Trie,又称字典树、单词查找树或键树,是一种树形结构,是一种哈希树的变种。典型应用是用于统计,排序和保存大量的字符串(但不仅限于字符串),所以经常被搜索引擎系统用于文本词频统计。它的优点是:利用字符串的公共前缀来减少查询时间,最大限度地减少无谓的字符串比较,查询效率比哈希树高。
- 首先是trie结构的实现:
trienode 类是trie的节点,包含的属性是,is_end:判断是否是叶节点;children:初始化26个字母的子节点。

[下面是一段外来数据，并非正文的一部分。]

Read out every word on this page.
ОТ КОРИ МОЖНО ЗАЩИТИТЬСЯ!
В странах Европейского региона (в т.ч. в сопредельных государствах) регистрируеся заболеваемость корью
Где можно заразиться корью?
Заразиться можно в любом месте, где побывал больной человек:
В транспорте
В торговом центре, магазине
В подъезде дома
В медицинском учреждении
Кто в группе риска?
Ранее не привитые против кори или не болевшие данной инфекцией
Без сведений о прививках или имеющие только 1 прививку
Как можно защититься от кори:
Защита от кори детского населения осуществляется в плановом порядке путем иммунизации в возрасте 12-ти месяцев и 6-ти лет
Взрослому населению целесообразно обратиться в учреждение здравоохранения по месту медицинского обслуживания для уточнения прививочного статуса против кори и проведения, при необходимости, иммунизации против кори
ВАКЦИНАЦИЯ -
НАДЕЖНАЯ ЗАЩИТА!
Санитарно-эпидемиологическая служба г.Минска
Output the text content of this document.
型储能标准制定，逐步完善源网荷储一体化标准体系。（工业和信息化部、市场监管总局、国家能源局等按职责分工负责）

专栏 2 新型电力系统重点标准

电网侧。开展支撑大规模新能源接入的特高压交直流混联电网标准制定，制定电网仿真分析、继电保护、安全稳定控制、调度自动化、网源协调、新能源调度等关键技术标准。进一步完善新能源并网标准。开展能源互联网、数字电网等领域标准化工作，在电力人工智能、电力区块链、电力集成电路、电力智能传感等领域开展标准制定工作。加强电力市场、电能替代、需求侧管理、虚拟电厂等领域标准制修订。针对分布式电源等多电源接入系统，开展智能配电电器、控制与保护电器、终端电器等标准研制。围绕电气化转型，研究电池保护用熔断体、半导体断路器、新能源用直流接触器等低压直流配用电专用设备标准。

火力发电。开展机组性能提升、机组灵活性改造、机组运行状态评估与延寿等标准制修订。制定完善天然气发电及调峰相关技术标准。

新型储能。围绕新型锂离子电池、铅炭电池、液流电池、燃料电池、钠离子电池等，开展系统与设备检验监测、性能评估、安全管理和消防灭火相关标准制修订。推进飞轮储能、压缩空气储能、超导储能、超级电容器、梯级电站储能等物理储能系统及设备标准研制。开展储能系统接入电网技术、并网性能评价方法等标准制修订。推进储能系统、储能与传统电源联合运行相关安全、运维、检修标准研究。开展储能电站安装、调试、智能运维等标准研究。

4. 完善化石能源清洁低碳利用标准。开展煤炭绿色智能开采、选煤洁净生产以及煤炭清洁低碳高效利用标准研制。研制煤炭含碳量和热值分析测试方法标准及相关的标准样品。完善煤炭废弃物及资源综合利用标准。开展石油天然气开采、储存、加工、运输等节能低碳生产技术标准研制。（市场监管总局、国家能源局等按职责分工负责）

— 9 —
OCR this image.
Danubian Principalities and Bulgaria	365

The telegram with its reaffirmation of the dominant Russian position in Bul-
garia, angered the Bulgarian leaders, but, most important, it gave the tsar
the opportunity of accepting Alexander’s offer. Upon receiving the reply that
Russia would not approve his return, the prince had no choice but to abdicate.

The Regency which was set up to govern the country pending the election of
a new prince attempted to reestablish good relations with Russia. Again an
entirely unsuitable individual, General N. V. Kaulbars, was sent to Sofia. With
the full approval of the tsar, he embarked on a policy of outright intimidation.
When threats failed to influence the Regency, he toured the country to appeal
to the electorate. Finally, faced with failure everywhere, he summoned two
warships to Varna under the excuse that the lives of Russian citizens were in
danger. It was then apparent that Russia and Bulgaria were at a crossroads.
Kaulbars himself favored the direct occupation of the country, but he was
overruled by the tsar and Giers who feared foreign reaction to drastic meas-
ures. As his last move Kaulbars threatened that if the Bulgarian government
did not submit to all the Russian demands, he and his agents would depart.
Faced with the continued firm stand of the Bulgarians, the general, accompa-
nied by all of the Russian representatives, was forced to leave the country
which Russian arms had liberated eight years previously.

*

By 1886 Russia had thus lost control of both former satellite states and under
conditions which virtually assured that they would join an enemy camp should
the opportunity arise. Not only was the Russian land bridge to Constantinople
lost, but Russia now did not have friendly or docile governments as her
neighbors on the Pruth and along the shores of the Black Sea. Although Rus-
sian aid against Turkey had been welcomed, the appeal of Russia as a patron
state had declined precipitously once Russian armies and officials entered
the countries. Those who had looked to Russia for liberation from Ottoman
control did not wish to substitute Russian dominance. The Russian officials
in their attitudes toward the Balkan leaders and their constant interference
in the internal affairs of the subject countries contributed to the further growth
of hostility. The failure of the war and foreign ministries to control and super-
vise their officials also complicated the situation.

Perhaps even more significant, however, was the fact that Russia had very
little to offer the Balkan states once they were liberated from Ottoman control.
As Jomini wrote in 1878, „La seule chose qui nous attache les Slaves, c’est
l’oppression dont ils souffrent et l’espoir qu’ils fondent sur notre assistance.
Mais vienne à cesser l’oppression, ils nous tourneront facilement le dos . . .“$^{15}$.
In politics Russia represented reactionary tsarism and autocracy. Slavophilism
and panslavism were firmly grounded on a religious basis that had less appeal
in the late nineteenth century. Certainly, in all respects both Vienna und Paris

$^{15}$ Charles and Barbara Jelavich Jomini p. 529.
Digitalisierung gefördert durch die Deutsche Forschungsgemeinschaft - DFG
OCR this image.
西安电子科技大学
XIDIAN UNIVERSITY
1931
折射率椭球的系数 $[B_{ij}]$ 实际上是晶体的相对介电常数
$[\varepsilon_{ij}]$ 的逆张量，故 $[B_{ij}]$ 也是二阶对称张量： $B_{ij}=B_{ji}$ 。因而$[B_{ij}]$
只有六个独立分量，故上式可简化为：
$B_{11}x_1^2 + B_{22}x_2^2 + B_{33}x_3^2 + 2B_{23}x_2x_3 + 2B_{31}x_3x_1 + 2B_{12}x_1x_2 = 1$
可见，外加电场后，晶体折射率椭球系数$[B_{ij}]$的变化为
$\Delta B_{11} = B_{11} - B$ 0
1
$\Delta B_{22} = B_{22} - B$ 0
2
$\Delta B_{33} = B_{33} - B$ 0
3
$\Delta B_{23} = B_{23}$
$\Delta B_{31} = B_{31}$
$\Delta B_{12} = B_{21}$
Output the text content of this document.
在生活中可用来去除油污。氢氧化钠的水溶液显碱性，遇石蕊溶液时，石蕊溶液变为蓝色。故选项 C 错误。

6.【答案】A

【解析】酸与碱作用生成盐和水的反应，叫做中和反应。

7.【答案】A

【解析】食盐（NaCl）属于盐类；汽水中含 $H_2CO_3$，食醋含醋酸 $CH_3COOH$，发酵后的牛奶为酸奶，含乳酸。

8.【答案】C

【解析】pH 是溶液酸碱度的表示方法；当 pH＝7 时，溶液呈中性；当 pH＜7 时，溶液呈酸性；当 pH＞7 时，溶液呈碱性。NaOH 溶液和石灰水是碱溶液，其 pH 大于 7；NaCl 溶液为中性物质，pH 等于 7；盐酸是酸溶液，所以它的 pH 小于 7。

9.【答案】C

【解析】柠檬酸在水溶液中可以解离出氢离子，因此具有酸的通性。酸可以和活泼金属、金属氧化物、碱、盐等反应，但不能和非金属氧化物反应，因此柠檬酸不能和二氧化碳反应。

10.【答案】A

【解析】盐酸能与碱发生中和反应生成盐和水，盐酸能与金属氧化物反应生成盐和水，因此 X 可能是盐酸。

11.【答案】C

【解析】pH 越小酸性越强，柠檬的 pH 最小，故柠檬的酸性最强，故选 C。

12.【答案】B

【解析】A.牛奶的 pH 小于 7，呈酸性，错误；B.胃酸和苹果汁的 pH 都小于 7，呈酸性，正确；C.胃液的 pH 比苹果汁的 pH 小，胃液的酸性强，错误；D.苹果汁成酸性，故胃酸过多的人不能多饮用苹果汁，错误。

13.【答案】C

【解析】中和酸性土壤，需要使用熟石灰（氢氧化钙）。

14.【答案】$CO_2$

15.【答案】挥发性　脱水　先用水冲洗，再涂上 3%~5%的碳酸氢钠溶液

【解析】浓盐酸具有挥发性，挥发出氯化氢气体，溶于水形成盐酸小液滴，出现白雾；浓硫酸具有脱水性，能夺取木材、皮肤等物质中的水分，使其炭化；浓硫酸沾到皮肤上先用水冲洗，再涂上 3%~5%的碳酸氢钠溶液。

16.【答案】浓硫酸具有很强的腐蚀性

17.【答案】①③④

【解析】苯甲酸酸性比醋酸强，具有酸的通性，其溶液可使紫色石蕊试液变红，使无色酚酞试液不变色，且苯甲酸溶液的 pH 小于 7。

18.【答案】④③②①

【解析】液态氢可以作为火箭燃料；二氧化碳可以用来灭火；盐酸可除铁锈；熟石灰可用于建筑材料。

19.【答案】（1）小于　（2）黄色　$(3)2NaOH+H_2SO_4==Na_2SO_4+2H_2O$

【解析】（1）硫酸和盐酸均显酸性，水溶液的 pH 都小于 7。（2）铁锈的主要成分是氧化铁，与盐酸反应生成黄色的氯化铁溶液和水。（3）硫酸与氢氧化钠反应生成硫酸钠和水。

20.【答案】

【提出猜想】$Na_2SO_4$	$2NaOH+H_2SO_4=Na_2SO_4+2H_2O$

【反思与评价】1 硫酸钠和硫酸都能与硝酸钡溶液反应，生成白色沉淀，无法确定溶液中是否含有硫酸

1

trie类实现了三个功能:getRoot():获得根节点;addWord():将一个给定的string添加到树中;Trie():用一个string的vector初始化一个trie树。
class TrieNode{
public:
bool is_end;
vector<TrieNode*> children;
TrieNode(){
is_end=false;
children=vector<TrieNode*>(26, NULL);
}
};
class Trie{
public:
TrieNode* getRoot(){return root;}
Trie(vector<string>& words){
root=new TrieNode();
for(int i=0; i<words.size(); ++i)
addWord(words[i]);
}
void addWord(const string& word){
TrieNode* cur=root;
for(int i=0; i<word.size(); ++i){
int index=word[i]-'a';
if(cur->children[index]==NULL)
cur->children[index]=new TrieNode();
cur=cur->children[index];
}
cur->is_end=true;
}
private:
TrieNode* root;
};
- 其次是实际的代码实现部分:
这个就比较简单了,trie的应用是为了能够让拥有相同前缀的string在判断到达根节点以后同时加入到set中。而为了避免重复的方式则是将访问过的元素暂时标记为‘ ’。这个相比暴力的搜索法在拥有更多相同前缀的string是,效率要高得多。
class Solution {
public:
vector<string> findWords(vector<vector<char>>& board, vector<string>& words) {
Trie* trie = new Trie(words);
TrieNode* root=trie->getRoot();
set<string> result_set;
for(int x=0; x<board.size(); ++x)
for(int y=0; y<board[0].size(); ++y)
findWords(board, x, y, root, "", result_set);
vector<string> result;
for(auto it:result_set) result.push_back(it);
return result;
}
private:
void findWords(vector<vector<char>>& board, int x, int y, TrieNode* root, string word, set<string>& result){
if(x<0||x>=board.size()||y<0||y>=board[0].size() || board[x][y]==' ') return;
if(root->children[board[x][y]-'a'] != NULL){
word=word+board[x][y];
root=root->children[board[x][y]-'a'];
if(root->is_end) result.insert(word);
char c=board[x][y];
board[x][y]=' ';
findWords(board, x+1, y, root, word, result);
findWords(board, x-1, y, root, word, result);
findWords(board, x, y+1, root, word, result);
findWords(board, x, y-1, root, word, result);
board[x][y]=c;
}
}
};
140. Word Break II
原问题
Given a non-empty string s and a dictionary wordDict containing a list of non-empty words, add spaces in s to construct a sentence where each word is a valid dictionary word. Return all such possible sentences.
Note:
The same word in the dictionary may be reused multiple times in the segmentation.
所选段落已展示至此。